Воронин молчал. Цена была злая и точная. Семёнов клал ему на шею ровно тот хомут, какой он ненавидел всю жизнь и носил сам: доглядчик при своём же бойце, рука, что пишет на товарища. Взять Третьяка – и тут же стать за ним соглядатаем. Отказаться – потерять единственного, кто знал лес кожей.
– Под надзор, – выговорил он наконец, и слово это далось ему тяжелее всего, что он сегодня сказал. – Пишу. Своей рукой. – И прибавил, глядя Семёнову в неподвижные глаза: – Только знайте: первый же рапорт будет о том, что чист. И второй. И каждый. Так что готовьтесь рвать бумагу, а не подшивать.
– Это уж как ляжет. – Семёнов чуть склонил голову – не уступил, забрал своё. – Моё дело – собрать, ваше – писать.
Так оно и легло. Третьяка он отстоял – но в долг под расписку худшего сорта: сам поручитель, сам и приставленный глаз. Одного вытащил из‑под пятна – той же ценой надел на себя сбрую, в какой за ним самим ходил Семёнов. И не знал ещё, что скажет Третьяку, когда тот спросит, на каких правах его взяли.
К полудню привели и обещанное с узла. Воронин стоял у манежа, когда от ворот провели бойца с фанерным ящичком за спиной – невысокого, белобрысого, лет двадцати, – и сопровождавший сверился по бумажке:
– Радиста принимайте. Шанько. От разведотдела, под ваше слово.
Стало быть, пришёл. Озерова спросила парня – и тот захотел: пошёл за линию по своей воле, не по наряду. Воронин оглядел его: руки спокойные, держит ящик бережно, не как казённое – как своё. Худого она бы не отдала.

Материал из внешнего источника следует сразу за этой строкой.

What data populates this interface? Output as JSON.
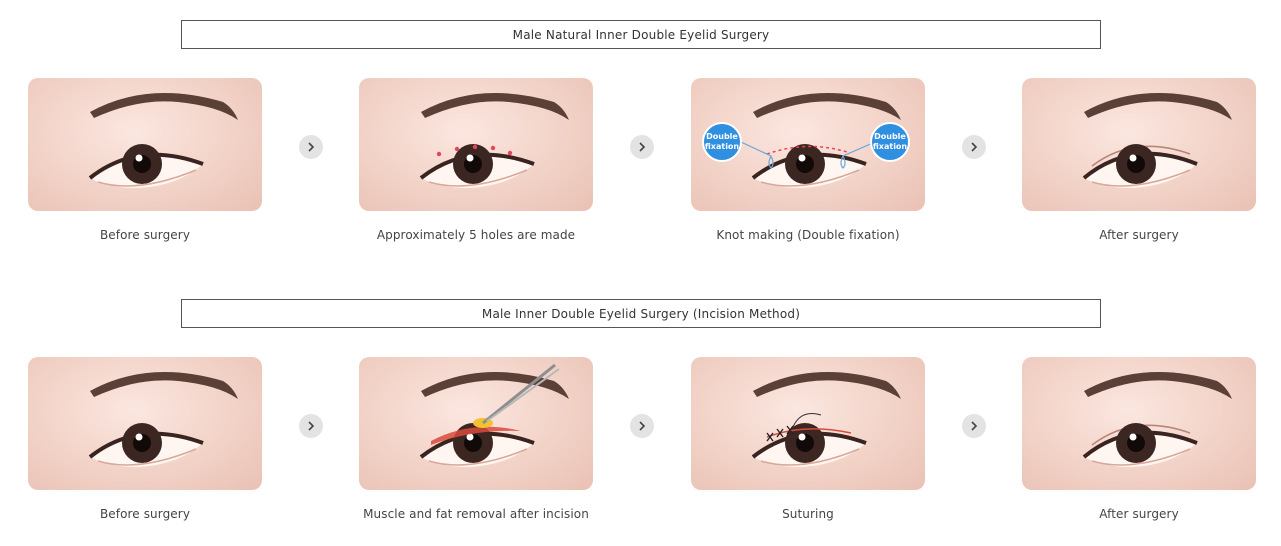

– Хорошо доехал? – спросил Воронин.
– Хорошо, товарищ старший лейтенант. – Шанько мялся, видно было, что хочет сказать ещё, и решился: – Лидия Андреевна велела передать. Чтоб, говорит, поимённо. Она ведает, вы знаете.
– Знаю, – сказал Воронин. – Поимённо. Так и будет.

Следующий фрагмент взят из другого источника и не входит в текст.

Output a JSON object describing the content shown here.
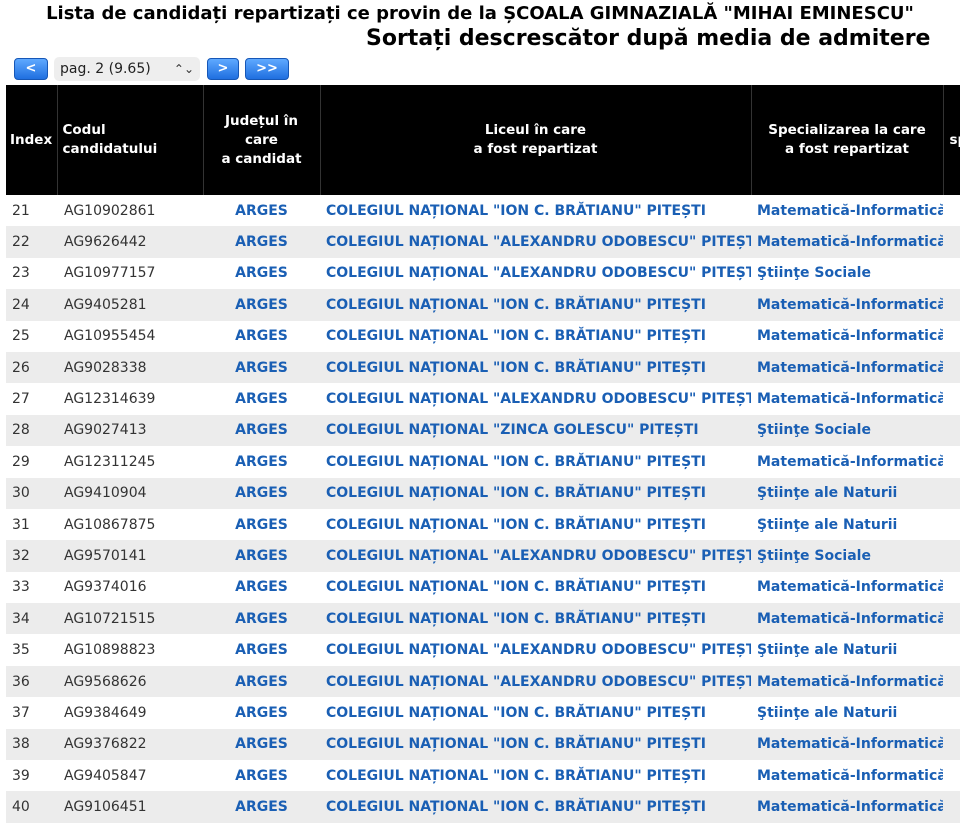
{
  "header": {
    "title": "Lista de candidați repartizați ce provin de la ȘCOALA GIMNAZIALĂ \"MIHAI EMINESCU\"",
    "subtitle": "Sortați descrescător după media de admitere"
  },
  "pager": {
    "prev_label": "<",
    "page_value": "pag. 2 (9.65)",
    "select_icon": "up-down-chevron-icon",
    "next_label": ">",
    "last_label": ">>",
    "button_color": "#2f7fe6"
  },
  "table": {
    "columns": [
      "Index",
      "Codul candidatului",
      "Județul în care\na candidat",
      "Liceul în care\na fost repartizat",
      "Specializarea la care\na fost repartizat",
      "sp"
    ],
    "link_color": "#1a5fb4",
    "rows": [
      {
        "index": "21",
        "cod": "AG10902861",
        "judet": "ARGES",
        "liceu": "COLEGIUL NAȚIONAL \"ION C. BRĂTIANU\" PITEȘTI",
        "spec": "Matematică-Informatică"
      },
      {
        "index": "22",
        "cod": "AG9626442",
        "judet": "ARGES",
        "liceu": "COLEGIUL NAȚIONAL \"ALEXANDRU ODOBESCU\" PITEȘTI",
        "spec": "Matematică-Informatică"
      },
      {
        "index": "23",
        "cod": "AG10977157",
        "judet": "ARGES",
        "liceu": "COLEGIUL NAȚIONAL \"ALEXANDRU ODOBESCU\" PITEȘTI",
        "spec": "Ştiinţe Sociale"
      },
      {
        "index": "24",
        "cod": "AG9405281",
        "judet": "ARGES",
        "liceu": "COLEGIUL NAȚIONAL \"ION C. BRĂTIANU\" PITEȘTI",
        "spec": "Matematică-Informatică"
      },
      {
        "index": "25",
        "cod": "AG10955454",
        "judet": "ARGES",
        "liceu": "COLEGIUL NAȚIONAL \"ION C. BRĂTIANU\" PITEȘTI",
        "spec": "Matematică-Informatică"
      },
      {
        "index": "26",
        "cod": "AG9028338",
        "judet": "ARGES",
        "liceu": "COLEGIUL NAȚIONAL \"ION C. BRĂTIANU\" PITEȘTI",
        "spec": "Matematică-Informatică"
      },
      {
        "index": "27",
        "cod": "AG12314639",
        "judet": "ARGES",
        "liceu": "COLEGIUL NAȚIONAL \"ALEXANDRU ODOBESCU\" PITEȘTI",
        "spec": "Matematică-Informatică"
      },
      {
        "index": "28",
        "cod": "AG9027413",
        "judet": "ARGES",
        "liceu": "COLEGIUL NAȚIONAL \"ZINCA GOLESCU\" PITEȘTI",
        "spec": "Ştiinţe Sociale"
      },
      {
        "index": "29",
        "cod": "AG12311245",
        "judet": "ARGES",
        "liceu": "COLEGIUL NAȚIONAL \"ION C. BRĂTIANU\" PITEȘTI",
        "spec": "Matematică-Informatică"
      },
      {
        "index": "30",
        "cod": "AG9410904",
        "judet": "ARGES",
        "liceu": "COLEGIUL NAȚIONAL \"ION C. BRĂTIANU\" PITEȘTI",
        "spec": "Ştiinţe ale Naturii"
      },
      {
        "index": "31",
        "cod": "AG10867875",
        "judet": "ARGES",
        "liceu": "COLEGIUL NAȚIONAL \"ION C. BRĂTIANU\" PITEȘTI",
        "spec": "Ştiinţe ale Naturii"
      },
      {
        "index": "32",
        "cod": "AG9570141",
        "judet": "ARGES",
        "liceu": "COLEGIUL NAȚIONAL \"ALEXANDRU ODOBESCU\" PITEȘTI",
        "spec": "Ştiinţe Sociale"
      },
      {
        "index": "33",
        "cod": "AG9374016",
        "judet": "ARGES",
        "liceu": "COLEGIUL NAȚIONAL \"ION C. BRĂTIANU\" PITEȘTI",
        "spec": "Matematică-Informatică"
      },
      {
        "index": "34",
        "cod": "AG10721515",
        "judet": "ARGES",
        "liceu": "COLEGIUL NAȚIONAL \"ION C. BRĂTIANU\" PITEȘTI",
        "spec": "Matematică-Informatică"
      },
      {
        "index": "35",
        "cod": "AG10898823",
        "judet": "ARGES",
        "liceu": "COLEGIUL NAȚIONAL \"ALEXANDRU ODOBESCU\" PITEȘTI",
        "spec": "Ştiinţe ale Naturii"
      },
      {
        "index": "36",
        "cod": "AG9568626",
        "judet": "ARGES",
        "liceu": "COLEGIUL NAȚIONAL \"ALEXANDRU ODOBESCU\" PITEȘTI",
        "spec": "Matematică-Informatică"
      },
      {
        "index": "37",
        "cod": "AG9384649",
        "judet": "ARGES",
        "liceu": "COLEGIUL NAȚIONAL \"ION C. BRĂTIANU\" PITEȘTI",
        "spec": "Ştiinţe ale Naturii"
      },
      {
        "index": "38",
        "cod": "AG9376822",
        "judet": "ARGES",
        "liceu": "COLEGIUL NAȚIONAL \"ION C. BRĂTIANU\" PITEȘTI",
        "spec": "Matematică-Informatică"
      },
      {
        "index": "39",
        "cod": "AG9405847",
        "judet": "ARGES",
        "liceu": "COLEGIUL NAȚIONAL \"ION C. BRĂTIANU\" PITEȘTI",
        "spec": "Matematică-Informatică"
      },
      {
        "index": "40",
        "cod": "AG9106451",
        "judet": "ARGES",
        "liceu": "COLEGIUL NAȚIONAL \"ION C. BRĂTIANU\" PITEȘTI",
        "spec": "Matematică-Informatică"
      }
    ]
  }
}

Долг, взятый накануне у чужого человека, уже стоял перед ним в плоти – с ящиком за спиной и с её наказом на языке. Отдавать его придётся всю зиму: отстукивать ей через эфир живого человека, пока живой.

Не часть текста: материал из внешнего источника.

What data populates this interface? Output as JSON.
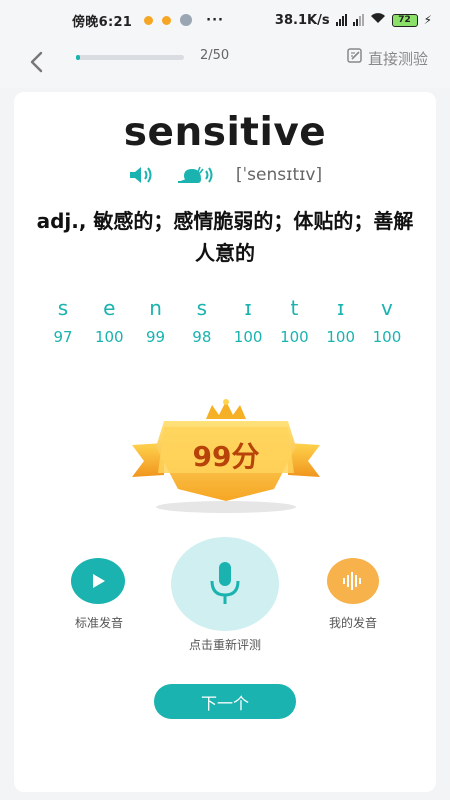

К вечеру он собрал их всех – ядро и новых, кого отобрал, – в кружок, без строя, в дальнем углу манежа, где было поглуше и где на земляном полу намело снегу из‑под ворот. Сел сам на патронный ящик, остальных усадил кого на что, и заговорил не как командир перед строем, а как человек, которому с этими людьми зимовать там, откуда вернутся не все.
Про «тихо» он долбил с самого утра – порознь, в работе, каждому в ухо: не геройствуй, не наследи, не засиживайся в эфире. Ядро знало это с лета, новые усвоили за день. Повторять с вечера – держать их за бестолочь. Он начал не с азов.
– Что тихо – затвердили, – сказал он. – Кто не затвердил, тому со мной не зимовать. Нынче про другое. Мы туда идём не на один гром.